All these Turolian species did not survive until the Pliocene. Schmidt-Kittler et al. (1995) list C. pentelici from Maramena (Serres Basin, Greece), which is dated, according to these authors, at the Turolian/Ruscinian boundary (MN 13/MN 14). This is probably one of the last occurrences of Choerolophodon pentelici.

Results and conclusion

The preliminary study of the proboscideans from the Late Miocene of Macedonia and Samos Island provided the following results:

  • The study of choerolophodons from the Axios Valley localities (which cover the whole Late Miocene) permitted the recognition of different evolutionary stages for the genus Choerolophodon. Moreover, the distinction at specific level was confirmed with the most primitive form belonging to C. anatolicus and the advanced one to C. pentelici. This allowed the taxonomic revision of the Late Miocene peri-Mediterranean choerolophodons.

  • At all studied localities, the dominant proboscidean is Choerolophodon. C. anatolicus was recognized at Pentalophos and characterizes the early Vallesian (MN 9). The most primitive form of C. pentelici is recognized at Xirochori, Ravin de la Pluie and Ravin des Zouaves 1 (late Vallesian, MN 10). The typical and advanced form of C. pentelici is traced at the localities Ravin des Zouaves 5, Vathylakkos 2, Prochoma, Dytiko 2, 3, Samos (old collections), Mytilinii-1B and Nikiti 2 (Turolian). Consequently, C. pentelici characterizes the late Vallesian-Turolian (MN 10-MN 13).

  • The mammutid material from Ravin des Zouaves 5 (early Turolian, MN 11) and Mytilinii-1A (middle Turolian, MN 12) is attributed to “Mammut” sp.

  • T.atticus is rare and recognized only in Samos (old collections), thus only a general Turolian age can be assumed for the species. The type locality of the species, Pikermi, is dated to middle Turolian.

  • The deinotheres are represented by two species. Deinotherium giganteum was traced at the late Vallesian (MN 10) locality Ravin de la Pluie. Deinotherium gigantissimum is present only at Samos (old collections), thus only a general Turolian age can be assumed for the species.

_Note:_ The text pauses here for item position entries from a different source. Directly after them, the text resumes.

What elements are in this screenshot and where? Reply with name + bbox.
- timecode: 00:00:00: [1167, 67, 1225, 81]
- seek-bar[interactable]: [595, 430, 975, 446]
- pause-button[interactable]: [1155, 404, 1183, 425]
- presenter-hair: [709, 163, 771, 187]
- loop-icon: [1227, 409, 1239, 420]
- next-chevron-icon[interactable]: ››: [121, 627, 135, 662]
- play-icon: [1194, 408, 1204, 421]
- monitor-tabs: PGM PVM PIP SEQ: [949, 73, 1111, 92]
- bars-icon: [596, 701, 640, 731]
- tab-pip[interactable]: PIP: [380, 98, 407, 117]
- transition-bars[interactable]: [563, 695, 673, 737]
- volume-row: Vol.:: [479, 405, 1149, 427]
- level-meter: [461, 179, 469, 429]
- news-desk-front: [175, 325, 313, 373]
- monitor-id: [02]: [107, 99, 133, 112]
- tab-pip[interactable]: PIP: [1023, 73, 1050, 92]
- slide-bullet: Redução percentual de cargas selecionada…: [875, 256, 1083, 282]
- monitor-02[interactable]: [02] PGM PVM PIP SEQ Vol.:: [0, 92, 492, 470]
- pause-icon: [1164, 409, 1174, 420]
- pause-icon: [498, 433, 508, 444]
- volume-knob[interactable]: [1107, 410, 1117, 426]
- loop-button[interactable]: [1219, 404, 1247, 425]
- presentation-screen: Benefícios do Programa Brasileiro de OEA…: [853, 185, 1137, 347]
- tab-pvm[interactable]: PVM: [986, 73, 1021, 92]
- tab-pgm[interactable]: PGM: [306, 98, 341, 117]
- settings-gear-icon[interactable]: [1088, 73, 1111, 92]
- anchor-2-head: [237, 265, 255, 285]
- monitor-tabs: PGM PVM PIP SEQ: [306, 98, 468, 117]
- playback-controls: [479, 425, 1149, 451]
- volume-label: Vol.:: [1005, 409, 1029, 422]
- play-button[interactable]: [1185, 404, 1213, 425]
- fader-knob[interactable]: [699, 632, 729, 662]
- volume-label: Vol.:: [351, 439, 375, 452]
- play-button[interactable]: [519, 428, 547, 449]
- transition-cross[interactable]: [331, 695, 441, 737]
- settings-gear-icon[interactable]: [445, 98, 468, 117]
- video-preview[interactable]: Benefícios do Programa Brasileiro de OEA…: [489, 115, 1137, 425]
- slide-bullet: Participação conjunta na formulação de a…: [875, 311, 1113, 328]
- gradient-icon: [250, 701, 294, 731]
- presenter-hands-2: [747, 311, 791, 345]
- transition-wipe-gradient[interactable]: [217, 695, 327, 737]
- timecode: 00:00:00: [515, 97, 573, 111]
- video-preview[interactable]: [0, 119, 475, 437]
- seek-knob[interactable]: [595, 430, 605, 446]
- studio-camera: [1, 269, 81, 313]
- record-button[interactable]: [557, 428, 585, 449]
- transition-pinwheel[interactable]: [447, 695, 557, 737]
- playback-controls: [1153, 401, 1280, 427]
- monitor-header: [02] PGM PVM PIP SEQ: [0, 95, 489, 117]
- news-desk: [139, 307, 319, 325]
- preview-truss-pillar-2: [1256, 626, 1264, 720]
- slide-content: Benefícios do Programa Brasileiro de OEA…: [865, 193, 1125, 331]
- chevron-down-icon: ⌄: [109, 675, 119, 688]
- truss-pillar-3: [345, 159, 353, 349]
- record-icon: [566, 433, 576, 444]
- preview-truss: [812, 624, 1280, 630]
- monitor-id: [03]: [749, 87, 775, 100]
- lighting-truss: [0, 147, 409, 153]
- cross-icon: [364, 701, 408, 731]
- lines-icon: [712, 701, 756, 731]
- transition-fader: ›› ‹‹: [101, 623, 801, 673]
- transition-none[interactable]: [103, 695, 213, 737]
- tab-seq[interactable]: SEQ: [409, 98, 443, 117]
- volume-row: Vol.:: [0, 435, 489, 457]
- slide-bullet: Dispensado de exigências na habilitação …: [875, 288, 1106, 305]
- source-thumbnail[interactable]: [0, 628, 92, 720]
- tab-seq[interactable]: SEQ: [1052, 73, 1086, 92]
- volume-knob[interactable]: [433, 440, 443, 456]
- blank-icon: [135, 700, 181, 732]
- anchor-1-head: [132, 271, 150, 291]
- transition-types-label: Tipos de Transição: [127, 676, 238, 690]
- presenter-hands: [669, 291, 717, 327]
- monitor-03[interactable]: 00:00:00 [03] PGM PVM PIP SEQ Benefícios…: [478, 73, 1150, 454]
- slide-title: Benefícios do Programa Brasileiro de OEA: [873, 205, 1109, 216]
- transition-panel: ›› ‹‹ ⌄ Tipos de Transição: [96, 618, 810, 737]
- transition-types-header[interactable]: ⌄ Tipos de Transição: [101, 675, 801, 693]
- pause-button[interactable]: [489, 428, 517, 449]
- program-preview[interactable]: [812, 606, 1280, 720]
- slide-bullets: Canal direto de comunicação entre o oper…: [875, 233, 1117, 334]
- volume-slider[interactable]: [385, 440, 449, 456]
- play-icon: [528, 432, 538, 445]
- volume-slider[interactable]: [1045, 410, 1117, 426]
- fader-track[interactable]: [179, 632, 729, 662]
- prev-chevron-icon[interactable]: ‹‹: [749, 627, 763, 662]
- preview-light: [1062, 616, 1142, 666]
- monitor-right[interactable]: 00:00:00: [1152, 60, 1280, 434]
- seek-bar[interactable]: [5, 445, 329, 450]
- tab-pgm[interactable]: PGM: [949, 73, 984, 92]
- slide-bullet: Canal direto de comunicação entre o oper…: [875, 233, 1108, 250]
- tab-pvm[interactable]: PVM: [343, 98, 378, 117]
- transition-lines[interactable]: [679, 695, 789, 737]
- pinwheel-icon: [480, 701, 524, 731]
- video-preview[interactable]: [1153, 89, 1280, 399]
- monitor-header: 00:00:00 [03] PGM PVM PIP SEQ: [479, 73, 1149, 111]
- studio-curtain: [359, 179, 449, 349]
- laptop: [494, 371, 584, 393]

  • During the Vallesian, three proboscidean species were present: C. anatolicus during the early Vallesian, and C. pentelici and D. giganteum during the late Vallesian. The absence of Tetralophodon at the Vallesian localities of Greece can probably be attributed to ecological reasons. The open environments of Southeastern Europe prohibited the migration of Tetralophodon in the area, whereas the more closed ecological conditions of Western and Central Europe were favourable for this elephantoid.

  • During the Turolian, four proboscidean species were recognized: C. pentelici, “Mammut” sp., “T.atticus and D. gigantissimum. The absence of the two latter species from the Turolian localities of Axios Valley is possibly attributed to limited sampling, as they are present in the neighbouring areas (e.g. Pikermi, Samos, Hadjidimovo).

New material from the broader region is needed to clarify the taxonomy, evolution and relationships, especially of the rarer proboscidean taxa. The study of the Pikermi material (AMPG) will probably shed more light on these issues. Moreover, several palaeoecological methods should be applied (e.g. dental microwear, isotope analysis) to understand the ecological niche of these proboscideans.